School of Medicine researchers review thyroid cancer test for efficacy


Clinician researchers from the Joan C. Edwards School of Medicine have published a review looking at the efficacy of a diagnostic thyroid cancer test becoming routinely used in hospitals and medical centers across the country.

Their research study was published online in the January issue of the peer-reviewed journal, Medical Oncology.

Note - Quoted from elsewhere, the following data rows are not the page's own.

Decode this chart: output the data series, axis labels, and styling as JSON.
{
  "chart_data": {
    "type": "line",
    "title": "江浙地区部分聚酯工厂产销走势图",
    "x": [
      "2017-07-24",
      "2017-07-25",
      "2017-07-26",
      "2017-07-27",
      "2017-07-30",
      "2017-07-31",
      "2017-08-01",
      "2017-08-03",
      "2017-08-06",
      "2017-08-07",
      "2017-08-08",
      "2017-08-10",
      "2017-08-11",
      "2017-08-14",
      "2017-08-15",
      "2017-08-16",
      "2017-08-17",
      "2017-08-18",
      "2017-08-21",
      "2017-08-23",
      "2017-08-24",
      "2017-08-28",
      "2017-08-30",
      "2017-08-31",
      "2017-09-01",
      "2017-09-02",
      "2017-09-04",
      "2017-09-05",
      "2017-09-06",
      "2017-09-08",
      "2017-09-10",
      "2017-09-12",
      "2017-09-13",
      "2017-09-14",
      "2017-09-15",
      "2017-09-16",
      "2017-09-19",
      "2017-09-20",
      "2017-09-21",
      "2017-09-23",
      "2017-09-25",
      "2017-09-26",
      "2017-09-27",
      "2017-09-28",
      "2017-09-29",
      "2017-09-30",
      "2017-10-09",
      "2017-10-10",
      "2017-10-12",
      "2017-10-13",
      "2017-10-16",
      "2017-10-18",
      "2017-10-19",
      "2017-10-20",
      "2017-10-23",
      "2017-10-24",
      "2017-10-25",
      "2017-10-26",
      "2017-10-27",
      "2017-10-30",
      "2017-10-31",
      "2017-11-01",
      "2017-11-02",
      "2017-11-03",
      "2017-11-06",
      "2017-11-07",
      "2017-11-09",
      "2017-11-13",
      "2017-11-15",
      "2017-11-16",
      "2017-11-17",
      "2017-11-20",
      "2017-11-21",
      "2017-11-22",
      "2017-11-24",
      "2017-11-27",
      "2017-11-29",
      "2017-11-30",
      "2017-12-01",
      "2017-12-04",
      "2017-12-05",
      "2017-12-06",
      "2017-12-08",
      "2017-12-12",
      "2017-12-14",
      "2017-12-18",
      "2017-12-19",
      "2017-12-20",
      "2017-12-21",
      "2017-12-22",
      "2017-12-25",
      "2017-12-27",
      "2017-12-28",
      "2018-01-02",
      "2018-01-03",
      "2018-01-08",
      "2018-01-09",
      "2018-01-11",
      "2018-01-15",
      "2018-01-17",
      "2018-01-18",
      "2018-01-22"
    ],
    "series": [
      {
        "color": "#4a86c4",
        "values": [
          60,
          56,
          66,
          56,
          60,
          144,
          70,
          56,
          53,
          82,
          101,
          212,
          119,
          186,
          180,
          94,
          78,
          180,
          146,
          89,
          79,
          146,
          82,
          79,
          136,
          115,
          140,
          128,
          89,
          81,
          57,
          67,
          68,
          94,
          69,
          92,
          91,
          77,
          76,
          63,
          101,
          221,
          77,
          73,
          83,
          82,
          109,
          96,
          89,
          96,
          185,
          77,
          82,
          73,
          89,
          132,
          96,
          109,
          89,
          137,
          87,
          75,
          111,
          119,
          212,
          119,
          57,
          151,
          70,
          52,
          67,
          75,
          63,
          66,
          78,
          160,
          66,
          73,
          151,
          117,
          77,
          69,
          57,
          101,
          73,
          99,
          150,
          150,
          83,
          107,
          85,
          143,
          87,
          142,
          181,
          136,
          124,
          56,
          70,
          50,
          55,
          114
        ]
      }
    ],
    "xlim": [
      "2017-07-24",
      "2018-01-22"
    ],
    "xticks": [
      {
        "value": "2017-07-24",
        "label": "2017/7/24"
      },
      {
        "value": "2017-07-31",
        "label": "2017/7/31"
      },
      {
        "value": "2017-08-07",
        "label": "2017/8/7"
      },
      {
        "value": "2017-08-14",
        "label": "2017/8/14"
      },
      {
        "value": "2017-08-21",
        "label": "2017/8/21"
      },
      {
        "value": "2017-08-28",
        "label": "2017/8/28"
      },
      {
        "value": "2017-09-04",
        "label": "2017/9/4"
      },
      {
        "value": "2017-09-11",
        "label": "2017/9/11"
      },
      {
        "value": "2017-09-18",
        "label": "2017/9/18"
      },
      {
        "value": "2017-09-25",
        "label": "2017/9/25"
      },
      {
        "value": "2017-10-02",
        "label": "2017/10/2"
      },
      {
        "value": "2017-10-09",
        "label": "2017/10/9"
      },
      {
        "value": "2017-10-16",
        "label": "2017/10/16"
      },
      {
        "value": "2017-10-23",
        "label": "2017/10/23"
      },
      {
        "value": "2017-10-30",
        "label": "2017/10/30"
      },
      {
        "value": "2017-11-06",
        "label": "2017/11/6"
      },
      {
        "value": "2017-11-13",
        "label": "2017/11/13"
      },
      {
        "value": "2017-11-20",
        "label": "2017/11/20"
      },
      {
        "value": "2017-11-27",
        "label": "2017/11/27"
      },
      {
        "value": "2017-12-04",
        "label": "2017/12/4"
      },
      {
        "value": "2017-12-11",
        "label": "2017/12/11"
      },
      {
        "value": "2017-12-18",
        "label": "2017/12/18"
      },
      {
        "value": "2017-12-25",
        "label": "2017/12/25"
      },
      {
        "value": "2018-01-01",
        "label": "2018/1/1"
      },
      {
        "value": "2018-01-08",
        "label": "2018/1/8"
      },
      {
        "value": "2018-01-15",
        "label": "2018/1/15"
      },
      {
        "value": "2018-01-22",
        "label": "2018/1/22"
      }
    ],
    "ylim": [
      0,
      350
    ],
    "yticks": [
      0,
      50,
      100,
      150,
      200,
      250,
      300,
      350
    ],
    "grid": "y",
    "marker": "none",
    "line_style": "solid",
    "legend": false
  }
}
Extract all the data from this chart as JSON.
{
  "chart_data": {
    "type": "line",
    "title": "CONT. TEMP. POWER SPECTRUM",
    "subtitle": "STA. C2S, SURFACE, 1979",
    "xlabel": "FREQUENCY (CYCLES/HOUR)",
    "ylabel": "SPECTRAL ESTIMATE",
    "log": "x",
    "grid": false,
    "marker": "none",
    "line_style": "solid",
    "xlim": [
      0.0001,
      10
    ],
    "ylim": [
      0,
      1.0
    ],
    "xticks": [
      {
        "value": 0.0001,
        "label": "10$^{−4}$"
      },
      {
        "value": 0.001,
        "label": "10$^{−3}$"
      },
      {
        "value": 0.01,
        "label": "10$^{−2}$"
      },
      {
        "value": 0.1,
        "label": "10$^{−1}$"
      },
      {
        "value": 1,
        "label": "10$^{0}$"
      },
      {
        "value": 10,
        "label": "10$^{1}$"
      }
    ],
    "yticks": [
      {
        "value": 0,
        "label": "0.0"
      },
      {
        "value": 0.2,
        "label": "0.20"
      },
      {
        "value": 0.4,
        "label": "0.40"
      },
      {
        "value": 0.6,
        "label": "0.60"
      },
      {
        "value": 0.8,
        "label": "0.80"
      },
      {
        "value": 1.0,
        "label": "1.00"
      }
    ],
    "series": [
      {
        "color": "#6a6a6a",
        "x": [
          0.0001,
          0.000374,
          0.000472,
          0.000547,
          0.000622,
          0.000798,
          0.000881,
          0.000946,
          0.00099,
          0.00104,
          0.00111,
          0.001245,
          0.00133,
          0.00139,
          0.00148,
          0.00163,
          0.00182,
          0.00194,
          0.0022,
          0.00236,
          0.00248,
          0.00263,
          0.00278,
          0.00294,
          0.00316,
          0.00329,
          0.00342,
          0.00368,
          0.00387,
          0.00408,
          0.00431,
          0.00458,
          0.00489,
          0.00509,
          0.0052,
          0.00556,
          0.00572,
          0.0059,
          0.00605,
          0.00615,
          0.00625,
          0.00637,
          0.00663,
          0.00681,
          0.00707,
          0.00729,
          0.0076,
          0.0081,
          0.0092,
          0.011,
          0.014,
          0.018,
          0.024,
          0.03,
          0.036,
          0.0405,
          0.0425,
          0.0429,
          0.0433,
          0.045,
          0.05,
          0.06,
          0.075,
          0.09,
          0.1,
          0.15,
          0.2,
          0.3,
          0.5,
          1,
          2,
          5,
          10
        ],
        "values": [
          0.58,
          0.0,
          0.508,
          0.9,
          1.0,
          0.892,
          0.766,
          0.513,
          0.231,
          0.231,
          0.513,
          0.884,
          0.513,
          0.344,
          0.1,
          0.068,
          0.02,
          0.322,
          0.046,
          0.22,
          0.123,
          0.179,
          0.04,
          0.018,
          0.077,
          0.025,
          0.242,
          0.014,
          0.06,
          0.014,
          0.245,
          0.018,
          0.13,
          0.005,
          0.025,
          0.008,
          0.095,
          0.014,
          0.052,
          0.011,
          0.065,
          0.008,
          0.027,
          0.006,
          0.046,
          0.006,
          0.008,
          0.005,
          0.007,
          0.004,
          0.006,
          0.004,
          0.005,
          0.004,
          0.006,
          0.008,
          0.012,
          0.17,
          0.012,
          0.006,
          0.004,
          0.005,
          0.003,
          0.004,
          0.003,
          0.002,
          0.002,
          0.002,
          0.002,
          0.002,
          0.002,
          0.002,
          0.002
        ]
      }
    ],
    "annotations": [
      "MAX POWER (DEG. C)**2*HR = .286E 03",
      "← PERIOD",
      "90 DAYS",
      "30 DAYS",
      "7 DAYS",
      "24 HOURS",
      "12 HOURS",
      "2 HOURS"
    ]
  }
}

The review, which was conducted by a team of physicians in the department of internal medicine, looked at individual patient data from seven different studies of the Afirma® Gene Expression Classifier (GEC) and concluded the test is an excellent tool to rule out malignancy.

“This review was important because there have been no large-scale studies examining the diagnostic accuracy of the test,” said Henry K. Driscoll, M.D., section chief and professor of endocrinology.  “We performed a systematic review and meta-analysis and determined that the test is indeed a very helpful tool.”

The GEC is a new technology that is designed to distinguish benign from malignant thyroid nodules, thereby possibly eliminating the need for surgical biopsy.

Marshall physicians who participated in the study include Prasanna Santhanam, M.D.; Rodhan Khthir, M.D.; Todd Gress, M.D.; Ayman Elkadry; Omolola Olajide, M.D.; and Driscoll, as well as Abid Yaqub, M.D., from the University of Cincinnati.

Marshall Internal Medicine is currently using the GEC test for its patients with indeterminate thyroid nodules.